No-nonsense mediator prepared to settle year-long dispute
– without TV
Gilroy – An arbitrator who will settle a year-long labor dispute between City Hall and Fire Local #2805 showed flashes of humor and impatience for circuitous answers Wednesday, the first of six full-day hearings over the next week.
“We don’t have any networks clamoring to televise this,” arbitrator John Kagel said of the hearings over which he presides. The comment came as union and city negotiators argued the merits of airing the sessions on public access television.
Union representatives, fearful that Mayor Al Pinheiro will revive a campaign to uproot binding arbitration through a ballot measure, had demanded televised hearings to help educate voters about the process. But city officials declined to broadcast the hearings on Channel 17, which regularly carries city council and planning commission meetings, complained that such a move would impose additional costs on the city and create a “circus atmosphere.”
City negotiators agreed, however, to let the arbitration panel decide the matter during the first hearing on Wednesday. While the panel includes Ken Heredia and Charles Sakai, appointed respectively by the fire union and city, the hearings are led by Kagel, a Palo Alto attorney, labor mediator and arbitrator with more than three decades of experience.
Kagel showed little patience early on for round-about answers. He cut short union attorney Chris Platten who, asked to state the union’s position on the televised hearings, launched into a request for the city to justify its position.
“Do you want it televised?” Kagel asked. “Yes or no.”
After reconvening following lunch, Kagel quickly dispensed with the matter by casting a deciding vote in favor of the city, noting the objection of union appointee Heredia.
“Briefly stated – the purpose of an open meeting is to avoid the notion that the government works in secret,” he said. “This is not the government per se, but more of a judicial type of proceeding. Consequently, we look to the rules of court to determine whether to televise proceedings.”
Suzanne St. John-Crane, director of CMAP, the local public access television station, said the fire union still had options to broadcast the hearings.
“If a resident turns in a tape of the meeting as a public access show, we would have to air it on channel 20,” she pointed out.
Union officials, who spent the latter half of the day meeting in closed session with city negotiators, could not be reached for comment.
Kagel and the arbitration panel will have lighter work than originally expected over the next week, thanks to an early morning bargaining session between the two sides. The union agreed to withdraw five contract items from a list of 19, including requests for paid leave for union business and shorter probationary periods for new firefighters. The city withdrew a request related to arbitration on disciplinary matters. The city and union resolved four other items last month.
“The list has been remarkably reduced – at least in terms of numbers,” Kagel said, hinting that the most contentious issues remain.
In coming months, the panel will comb through testimony and evidence on a number of outstanding contract items. The 36-member fire union’s list of requests includes: an 11-percent pay raise over three years; a retirement package that would allow firefighters to retire at age 50 with 90 percent of their salary; and an increase in the percentage the city pays for health-care benefits. The city has countered with a 4.5-percent pay increase, a less-expensive version of the retirement package, and has requested a cap on medical benefit contributions
Kagel encouraged both sides to confer outside the hearings to find common ground.
“The best agreements are parties’ agreements,” he said an interview before the afternoon session. “If I can help I will.”
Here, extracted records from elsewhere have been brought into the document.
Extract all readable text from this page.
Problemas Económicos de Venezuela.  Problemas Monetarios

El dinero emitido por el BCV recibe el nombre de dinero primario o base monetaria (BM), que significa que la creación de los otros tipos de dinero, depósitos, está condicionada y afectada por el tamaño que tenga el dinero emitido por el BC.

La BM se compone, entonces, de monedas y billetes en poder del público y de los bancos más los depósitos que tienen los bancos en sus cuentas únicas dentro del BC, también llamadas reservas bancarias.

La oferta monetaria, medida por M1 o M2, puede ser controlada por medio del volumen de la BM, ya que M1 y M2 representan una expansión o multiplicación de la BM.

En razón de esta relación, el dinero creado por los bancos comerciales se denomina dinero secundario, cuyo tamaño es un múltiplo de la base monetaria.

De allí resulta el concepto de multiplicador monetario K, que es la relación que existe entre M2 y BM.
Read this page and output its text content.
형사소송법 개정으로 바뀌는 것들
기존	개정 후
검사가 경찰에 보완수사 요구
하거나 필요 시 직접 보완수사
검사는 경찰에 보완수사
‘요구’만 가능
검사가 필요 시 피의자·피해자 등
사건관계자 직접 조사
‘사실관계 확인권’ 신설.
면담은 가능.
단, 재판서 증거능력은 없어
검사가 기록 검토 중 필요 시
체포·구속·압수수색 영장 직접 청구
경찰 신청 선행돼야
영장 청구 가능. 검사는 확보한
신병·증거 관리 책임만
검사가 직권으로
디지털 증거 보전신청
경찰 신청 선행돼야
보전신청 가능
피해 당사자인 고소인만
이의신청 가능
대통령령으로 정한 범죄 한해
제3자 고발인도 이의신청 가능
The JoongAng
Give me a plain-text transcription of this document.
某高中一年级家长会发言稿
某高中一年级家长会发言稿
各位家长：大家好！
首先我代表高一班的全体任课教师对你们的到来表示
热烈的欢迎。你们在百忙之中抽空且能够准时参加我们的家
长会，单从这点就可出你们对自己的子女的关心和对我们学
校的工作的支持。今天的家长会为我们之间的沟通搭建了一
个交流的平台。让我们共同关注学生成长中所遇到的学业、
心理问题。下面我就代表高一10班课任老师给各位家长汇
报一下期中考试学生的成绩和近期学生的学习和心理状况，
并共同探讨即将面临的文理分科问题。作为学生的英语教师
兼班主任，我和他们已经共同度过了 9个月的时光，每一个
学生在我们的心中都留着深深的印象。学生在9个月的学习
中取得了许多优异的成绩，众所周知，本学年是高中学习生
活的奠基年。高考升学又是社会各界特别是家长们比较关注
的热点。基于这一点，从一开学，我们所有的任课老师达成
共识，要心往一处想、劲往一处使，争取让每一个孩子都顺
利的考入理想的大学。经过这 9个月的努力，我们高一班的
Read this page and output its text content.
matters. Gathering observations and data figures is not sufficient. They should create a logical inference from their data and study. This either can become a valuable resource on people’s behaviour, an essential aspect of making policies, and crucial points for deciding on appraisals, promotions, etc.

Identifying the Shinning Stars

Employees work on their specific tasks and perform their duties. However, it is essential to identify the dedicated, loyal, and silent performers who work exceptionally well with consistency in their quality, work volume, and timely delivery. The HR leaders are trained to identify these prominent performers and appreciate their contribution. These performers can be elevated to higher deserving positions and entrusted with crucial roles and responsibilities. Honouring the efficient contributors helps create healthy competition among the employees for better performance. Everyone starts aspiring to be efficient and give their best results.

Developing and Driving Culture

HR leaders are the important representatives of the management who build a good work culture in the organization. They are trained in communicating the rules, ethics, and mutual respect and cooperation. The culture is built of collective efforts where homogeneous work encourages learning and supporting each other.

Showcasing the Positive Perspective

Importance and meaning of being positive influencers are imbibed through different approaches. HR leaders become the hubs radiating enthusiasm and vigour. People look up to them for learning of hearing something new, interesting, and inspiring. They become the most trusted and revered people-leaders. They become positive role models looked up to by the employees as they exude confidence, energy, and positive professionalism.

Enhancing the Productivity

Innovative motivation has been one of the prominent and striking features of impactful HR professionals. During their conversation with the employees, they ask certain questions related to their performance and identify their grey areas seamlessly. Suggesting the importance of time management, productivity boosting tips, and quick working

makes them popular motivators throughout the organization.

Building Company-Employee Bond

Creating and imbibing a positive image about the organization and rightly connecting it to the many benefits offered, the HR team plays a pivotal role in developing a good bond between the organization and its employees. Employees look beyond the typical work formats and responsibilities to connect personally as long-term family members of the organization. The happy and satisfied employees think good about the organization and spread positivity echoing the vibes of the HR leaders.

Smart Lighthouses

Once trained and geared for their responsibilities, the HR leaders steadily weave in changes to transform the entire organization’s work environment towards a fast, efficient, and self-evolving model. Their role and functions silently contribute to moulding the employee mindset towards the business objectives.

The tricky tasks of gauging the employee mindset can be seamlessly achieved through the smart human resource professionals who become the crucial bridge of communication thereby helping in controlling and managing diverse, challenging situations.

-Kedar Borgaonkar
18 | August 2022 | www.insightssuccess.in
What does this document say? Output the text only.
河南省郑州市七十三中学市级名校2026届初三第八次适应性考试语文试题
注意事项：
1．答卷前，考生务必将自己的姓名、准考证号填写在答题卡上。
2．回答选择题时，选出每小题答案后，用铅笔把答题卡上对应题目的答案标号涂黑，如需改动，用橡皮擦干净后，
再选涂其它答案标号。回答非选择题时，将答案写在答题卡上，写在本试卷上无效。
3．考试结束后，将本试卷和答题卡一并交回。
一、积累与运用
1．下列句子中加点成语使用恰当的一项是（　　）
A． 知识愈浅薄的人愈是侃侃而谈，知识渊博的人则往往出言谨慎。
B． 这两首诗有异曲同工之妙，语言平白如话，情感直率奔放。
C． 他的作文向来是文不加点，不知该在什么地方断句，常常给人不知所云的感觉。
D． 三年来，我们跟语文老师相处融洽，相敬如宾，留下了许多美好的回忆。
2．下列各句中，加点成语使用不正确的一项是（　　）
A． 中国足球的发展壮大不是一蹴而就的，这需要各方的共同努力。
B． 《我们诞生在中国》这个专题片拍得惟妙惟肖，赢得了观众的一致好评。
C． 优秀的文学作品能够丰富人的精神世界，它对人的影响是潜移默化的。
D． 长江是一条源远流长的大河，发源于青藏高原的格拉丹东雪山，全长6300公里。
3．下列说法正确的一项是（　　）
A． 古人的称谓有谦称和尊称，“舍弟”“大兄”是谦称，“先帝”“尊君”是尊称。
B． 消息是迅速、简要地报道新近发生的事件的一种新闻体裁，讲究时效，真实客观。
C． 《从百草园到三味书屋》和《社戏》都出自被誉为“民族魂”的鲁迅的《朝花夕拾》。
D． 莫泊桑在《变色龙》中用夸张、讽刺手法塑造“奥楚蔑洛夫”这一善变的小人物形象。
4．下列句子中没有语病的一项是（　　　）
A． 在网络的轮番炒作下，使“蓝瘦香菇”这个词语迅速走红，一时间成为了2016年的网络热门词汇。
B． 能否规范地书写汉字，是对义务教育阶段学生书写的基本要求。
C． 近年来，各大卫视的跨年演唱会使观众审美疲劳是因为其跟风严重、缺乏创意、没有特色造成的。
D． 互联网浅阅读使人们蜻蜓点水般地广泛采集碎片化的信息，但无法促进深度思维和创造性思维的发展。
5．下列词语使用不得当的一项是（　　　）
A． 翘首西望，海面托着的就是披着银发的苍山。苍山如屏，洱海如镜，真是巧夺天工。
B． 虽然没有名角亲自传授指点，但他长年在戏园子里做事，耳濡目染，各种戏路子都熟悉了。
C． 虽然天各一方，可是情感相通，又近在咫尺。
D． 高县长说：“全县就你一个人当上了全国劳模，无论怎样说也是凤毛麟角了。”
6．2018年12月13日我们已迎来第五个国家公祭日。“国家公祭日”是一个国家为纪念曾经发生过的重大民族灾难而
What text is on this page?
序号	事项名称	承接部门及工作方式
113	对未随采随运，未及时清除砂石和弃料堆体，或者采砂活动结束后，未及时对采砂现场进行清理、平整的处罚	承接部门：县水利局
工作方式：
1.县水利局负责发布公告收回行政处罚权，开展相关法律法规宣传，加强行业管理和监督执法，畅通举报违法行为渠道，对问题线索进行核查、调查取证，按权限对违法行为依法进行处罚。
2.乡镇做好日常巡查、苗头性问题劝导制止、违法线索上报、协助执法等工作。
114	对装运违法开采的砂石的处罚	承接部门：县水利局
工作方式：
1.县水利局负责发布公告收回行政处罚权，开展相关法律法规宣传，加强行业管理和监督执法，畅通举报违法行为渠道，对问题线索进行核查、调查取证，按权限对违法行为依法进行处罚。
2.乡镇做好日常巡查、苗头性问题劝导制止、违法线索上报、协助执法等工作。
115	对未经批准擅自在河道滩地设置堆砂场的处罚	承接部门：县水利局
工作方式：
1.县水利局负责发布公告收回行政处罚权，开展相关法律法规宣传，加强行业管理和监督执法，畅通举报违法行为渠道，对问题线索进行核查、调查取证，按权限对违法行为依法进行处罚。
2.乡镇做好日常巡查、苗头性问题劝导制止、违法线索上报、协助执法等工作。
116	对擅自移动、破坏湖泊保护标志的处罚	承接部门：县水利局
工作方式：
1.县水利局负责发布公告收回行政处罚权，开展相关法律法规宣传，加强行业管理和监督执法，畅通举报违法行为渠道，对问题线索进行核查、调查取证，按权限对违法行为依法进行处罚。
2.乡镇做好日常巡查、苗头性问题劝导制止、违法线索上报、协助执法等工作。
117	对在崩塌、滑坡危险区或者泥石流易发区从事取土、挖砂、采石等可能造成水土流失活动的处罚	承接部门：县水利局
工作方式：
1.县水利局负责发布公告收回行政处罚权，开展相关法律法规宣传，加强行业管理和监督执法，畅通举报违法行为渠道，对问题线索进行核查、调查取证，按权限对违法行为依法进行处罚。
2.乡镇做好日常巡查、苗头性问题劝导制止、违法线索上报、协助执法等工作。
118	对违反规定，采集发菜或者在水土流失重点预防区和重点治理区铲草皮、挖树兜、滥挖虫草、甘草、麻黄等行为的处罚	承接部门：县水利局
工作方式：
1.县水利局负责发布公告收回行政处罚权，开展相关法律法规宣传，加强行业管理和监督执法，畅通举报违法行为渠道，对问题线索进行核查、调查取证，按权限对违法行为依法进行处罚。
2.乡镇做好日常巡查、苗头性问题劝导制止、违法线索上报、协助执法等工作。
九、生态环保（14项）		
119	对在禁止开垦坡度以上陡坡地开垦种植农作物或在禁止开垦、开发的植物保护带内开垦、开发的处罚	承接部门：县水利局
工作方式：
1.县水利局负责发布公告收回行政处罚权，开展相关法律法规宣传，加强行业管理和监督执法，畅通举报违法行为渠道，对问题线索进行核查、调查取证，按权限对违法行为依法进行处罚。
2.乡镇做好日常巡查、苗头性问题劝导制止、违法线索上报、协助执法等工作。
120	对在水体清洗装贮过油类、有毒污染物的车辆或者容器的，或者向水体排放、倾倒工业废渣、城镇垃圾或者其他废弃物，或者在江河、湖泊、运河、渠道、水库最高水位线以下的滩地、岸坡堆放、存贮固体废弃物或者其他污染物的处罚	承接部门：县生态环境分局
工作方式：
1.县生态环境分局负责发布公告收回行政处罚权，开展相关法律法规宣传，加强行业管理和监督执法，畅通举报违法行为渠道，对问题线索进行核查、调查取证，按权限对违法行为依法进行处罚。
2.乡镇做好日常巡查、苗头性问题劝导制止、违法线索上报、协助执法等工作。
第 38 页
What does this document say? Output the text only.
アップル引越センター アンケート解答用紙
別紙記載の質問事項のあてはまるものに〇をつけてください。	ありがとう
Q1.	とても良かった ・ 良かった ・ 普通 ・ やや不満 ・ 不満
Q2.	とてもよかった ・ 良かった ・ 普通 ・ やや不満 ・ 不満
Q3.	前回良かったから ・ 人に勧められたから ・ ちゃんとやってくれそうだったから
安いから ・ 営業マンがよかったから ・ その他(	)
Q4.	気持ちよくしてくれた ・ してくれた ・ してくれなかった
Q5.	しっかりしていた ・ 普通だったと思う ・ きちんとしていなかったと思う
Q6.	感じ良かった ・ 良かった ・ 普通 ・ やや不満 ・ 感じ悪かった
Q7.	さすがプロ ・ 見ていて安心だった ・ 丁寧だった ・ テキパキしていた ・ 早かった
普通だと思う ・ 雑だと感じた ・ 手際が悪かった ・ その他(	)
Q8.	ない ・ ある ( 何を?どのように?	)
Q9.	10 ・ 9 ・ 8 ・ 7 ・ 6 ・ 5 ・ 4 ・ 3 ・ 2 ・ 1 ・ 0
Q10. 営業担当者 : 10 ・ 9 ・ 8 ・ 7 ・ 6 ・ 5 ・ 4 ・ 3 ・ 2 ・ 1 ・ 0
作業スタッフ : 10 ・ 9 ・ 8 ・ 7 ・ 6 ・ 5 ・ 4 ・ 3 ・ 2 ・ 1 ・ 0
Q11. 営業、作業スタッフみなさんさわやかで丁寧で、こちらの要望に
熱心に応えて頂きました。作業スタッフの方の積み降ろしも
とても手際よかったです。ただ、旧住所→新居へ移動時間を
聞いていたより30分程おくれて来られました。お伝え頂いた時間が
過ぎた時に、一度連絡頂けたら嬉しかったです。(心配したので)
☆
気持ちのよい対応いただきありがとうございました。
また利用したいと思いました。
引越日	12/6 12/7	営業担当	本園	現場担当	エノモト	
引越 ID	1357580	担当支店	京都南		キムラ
Kagel, who earned a law degree from the University of California, Berkeley, began working as an arbitrator and labor mediator in 1968. He noted that he helped pay his way through college as a sports writer and editor for the San Francisco Examiner.
Kagel refused to discuss matters related to the substance of the hearings, but was willing to respond when asked about his apparently no-nonsense approach to the arbitration process.
“It does vary depending on my mood,” he joked from his perch on the council dais, suggesting in a more serious vein: “Watch while I’m up here.”
Arbitration hearings are scheduled to resume today at 9:30am in council chambers at City Hall, 7351 Rosanna St. The all-day hearings are scheduled for Jan. 6 and 9 through 11, as well as March 6 and 8.